British Airways proposed alliance with American Airlines suffered a setback last night after the US Justice Department said the American government should reject the deal unless the airline gave up to its rivals a number of prized landing slots at Heathrow.

The department said in a submission that the deal would "likely result in higher air fares and reduced service". It said the Transportation Department – which must approve or reject the deal – should say no unless the airlines gave up nine daily return flight slots to its rivals.

American Airlines (AA) and BA currently compete head-to-head in the market for non-stop flights to London from several major US cities. The proposed alliance – for which they are seeking antitrust immunity – would let the carriers set fares and routes and sell each other's tickets.

The Justice Department said the deal would give the alliance more than 50 per cent of the flights in many markets and an even higher share of the business travel market. R Hewitt Pate, the deputy assistant attorney general in the department's antitrust division, added: "This proceeding offers an opportunity to transform a market that has been severely restricted for decades into one where significant new entry can occur." BA and AA have argued that the industry has changed a great deal in the five years since 1996 when the Justice Department blocked a similar proposed alliance. They say transatlantic travel is less concentrated at London's Heathrow, where BA has its hub.
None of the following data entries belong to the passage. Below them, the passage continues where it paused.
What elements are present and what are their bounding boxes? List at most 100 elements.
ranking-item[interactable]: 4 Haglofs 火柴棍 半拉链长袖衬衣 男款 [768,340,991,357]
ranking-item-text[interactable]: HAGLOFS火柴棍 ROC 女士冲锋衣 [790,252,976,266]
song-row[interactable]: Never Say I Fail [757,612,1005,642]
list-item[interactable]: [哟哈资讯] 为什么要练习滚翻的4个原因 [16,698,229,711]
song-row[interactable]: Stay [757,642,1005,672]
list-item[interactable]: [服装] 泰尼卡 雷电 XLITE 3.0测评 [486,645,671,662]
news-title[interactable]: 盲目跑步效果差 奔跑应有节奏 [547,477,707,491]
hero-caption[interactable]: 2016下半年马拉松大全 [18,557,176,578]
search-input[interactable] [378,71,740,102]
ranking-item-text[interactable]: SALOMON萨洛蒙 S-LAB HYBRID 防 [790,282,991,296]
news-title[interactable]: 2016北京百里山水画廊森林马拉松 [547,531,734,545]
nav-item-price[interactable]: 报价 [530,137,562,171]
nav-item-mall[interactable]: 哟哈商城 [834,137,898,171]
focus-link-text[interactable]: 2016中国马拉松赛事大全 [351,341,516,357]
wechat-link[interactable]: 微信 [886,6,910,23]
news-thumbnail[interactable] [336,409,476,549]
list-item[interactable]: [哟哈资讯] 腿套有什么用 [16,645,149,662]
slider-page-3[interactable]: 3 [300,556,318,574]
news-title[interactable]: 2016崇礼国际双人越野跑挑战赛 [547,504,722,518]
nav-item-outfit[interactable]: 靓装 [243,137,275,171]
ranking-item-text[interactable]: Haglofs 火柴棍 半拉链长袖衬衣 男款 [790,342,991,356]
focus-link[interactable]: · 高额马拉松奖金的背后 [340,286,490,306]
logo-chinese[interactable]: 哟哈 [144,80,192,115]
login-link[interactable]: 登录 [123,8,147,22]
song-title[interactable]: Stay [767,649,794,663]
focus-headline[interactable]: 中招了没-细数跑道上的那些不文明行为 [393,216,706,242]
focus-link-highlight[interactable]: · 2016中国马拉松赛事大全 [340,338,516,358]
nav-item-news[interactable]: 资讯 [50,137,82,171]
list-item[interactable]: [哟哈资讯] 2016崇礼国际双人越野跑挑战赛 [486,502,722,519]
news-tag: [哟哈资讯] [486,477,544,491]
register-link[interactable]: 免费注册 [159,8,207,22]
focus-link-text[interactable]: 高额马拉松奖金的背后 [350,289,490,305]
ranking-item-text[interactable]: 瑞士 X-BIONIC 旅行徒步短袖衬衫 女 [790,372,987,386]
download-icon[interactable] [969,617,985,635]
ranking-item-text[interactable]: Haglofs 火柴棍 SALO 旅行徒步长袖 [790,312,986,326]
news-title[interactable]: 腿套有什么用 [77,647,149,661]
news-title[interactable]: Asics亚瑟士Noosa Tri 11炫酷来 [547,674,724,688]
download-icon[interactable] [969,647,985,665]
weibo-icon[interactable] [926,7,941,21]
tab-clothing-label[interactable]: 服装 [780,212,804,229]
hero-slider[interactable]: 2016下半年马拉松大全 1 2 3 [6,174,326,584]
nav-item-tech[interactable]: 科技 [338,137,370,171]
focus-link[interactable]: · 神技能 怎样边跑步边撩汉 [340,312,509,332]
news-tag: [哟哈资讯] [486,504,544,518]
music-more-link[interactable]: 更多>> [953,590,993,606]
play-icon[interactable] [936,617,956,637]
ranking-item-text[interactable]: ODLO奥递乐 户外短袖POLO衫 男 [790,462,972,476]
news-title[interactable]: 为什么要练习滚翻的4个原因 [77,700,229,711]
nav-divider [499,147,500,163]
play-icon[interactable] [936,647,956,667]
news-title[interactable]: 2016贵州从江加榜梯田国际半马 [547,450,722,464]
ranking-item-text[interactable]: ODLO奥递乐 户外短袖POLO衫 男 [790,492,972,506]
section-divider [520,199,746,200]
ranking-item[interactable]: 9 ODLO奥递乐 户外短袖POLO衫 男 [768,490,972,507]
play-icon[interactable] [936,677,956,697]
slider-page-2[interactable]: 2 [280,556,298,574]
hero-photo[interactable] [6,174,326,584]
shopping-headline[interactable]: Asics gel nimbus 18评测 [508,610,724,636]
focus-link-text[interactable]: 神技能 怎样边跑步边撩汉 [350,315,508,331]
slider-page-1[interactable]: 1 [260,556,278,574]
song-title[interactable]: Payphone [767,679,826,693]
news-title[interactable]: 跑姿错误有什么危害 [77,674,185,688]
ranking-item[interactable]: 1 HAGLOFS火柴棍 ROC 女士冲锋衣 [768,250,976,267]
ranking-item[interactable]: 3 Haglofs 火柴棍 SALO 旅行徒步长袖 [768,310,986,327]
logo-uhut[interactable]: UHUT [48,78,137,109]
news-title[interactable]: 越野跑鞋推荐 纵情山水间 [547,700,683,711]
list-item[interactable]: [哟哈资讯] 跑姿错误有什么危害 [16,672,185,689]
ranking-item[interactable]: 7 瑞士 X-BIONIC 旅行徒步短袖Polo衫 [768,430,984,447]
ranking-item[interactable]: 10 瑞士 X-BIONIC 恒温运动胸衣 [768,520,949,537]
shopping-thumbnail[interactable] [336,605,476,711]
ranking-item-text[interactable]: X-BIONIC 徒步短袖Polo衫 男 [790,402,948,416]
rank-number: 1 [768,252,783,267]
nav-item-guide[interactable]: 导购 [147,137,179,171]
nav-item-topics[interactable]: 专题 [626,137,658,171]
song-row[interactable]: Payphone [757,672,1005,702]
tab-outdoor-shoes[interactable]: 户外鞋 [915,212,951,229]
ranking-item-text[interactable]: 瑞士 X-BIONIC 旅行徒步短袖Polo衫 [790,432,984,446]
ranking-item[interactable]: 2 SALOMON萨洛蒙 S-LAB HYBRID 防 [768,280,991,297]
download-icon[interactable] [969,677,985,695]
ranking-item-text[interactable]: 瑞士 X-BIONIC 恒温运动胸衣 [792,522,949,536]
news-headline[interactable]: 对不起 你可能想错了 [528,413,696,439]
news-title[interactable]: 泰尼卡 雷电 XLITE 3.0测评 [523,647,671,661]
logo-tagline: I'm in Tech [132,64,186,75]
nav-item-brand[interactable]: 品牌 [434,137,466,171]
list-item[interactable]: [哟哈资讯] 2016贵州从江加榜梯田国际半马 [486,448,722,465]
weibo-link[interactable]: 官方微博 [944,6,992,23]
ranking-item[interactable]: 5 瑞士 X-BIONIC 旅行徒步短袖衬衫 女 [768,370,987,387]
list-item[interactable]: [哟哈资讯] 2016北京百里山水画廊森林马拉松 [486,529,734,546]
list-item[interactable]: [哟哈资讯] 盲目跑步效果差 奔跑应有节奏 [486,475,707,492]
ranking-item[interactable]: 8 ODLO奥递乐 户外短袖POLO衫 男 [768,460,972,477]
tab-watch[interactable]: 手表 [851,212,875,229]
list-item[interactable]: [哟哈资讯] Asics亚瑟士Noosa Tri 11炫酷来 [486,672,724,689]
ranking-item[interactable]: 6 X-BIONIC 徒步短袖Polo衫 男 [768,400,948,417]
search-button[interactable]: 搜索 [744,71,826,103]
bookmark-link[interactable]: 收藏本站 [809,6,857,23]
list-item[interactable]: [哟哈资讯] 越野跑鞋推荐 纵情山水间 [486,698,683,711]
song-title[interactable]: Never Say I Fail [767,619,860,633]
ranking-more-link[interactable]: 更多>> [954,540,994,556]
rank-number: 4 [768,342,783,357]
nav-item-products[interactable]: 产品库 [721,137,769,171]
In addition, they have argued that the deal would be no different to that operated by Northwest Airlines and KLM, which gives the two carriers a transatlantic hub in Amsterdam, or the United Airlines-Lufthansa alliance that operates through Frankfurt. Both deals received antitrust immunity. Delta Airlines is also trying to form an alliance with Air France.

There was no official response from BA last night. Company sources pointed out, however, that when the Justice Department blocked the 1996 deal it demanded the airlines give up 24 landing slots.

BA and AA have to make their final submissions to the Department of Transportation by Friday. The department could indicate its decision within days.